All four hyperparameter search methods—Grid Search, Randomized Search, Halving Random Search, and Bayesian Optimization—achieved similar best accuracies around 0.8365, except Halving Random Search, which performed worse at 0.8172. This indicates that the optimal SVM configuration is stable across different search strategies.

Despite exploring many kernel types, all the best models—including those from Randomized Search and BayesSearchCV—ended up selecting linear SVMs, often with larger values of C. This suggests nonlinear kernels (RBF, polynomial) did not add value for this dataset.

Halving Random Search selected an RBF kernel with low C and moderate gamma but produced a noticeably lower accuracy.

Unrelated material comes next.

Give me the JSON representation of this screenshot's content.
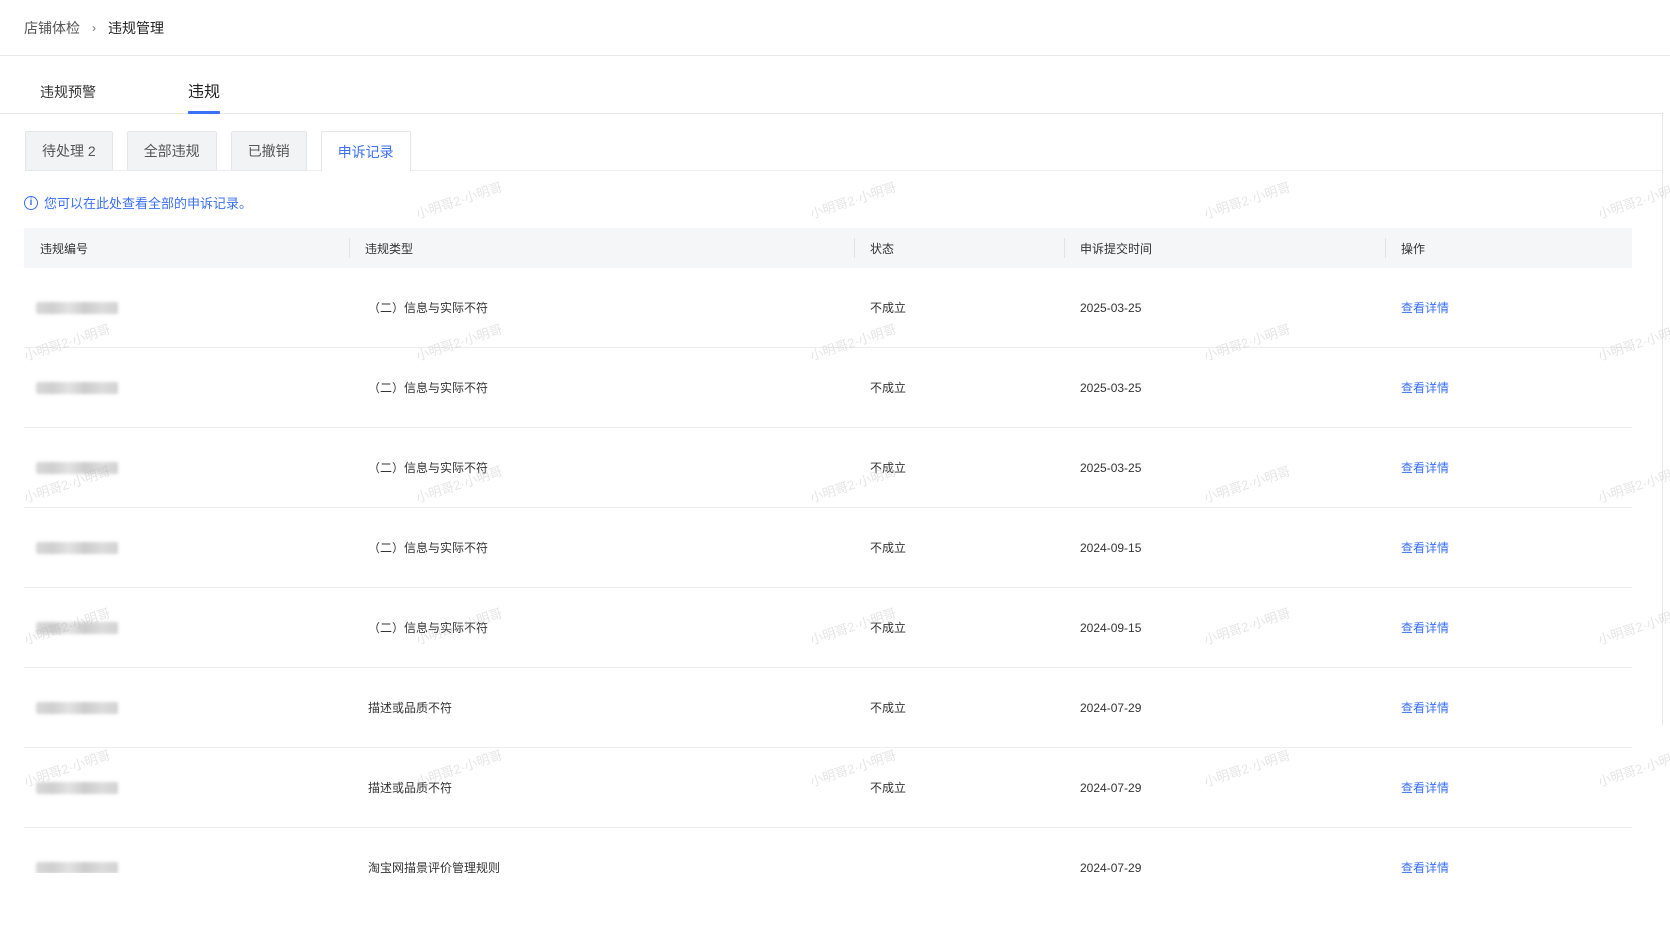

This likely happened because its early-stopping design removed promising parameter combinations before they were fully evaluated on larger data subsets.

Overall, linear SVM consistently performed best across all methods, showing that the high-dimensional feature space created by scaling and one-hot encoding already allows for effective linear separation. More complex kernels did not improve performance and were not necessary.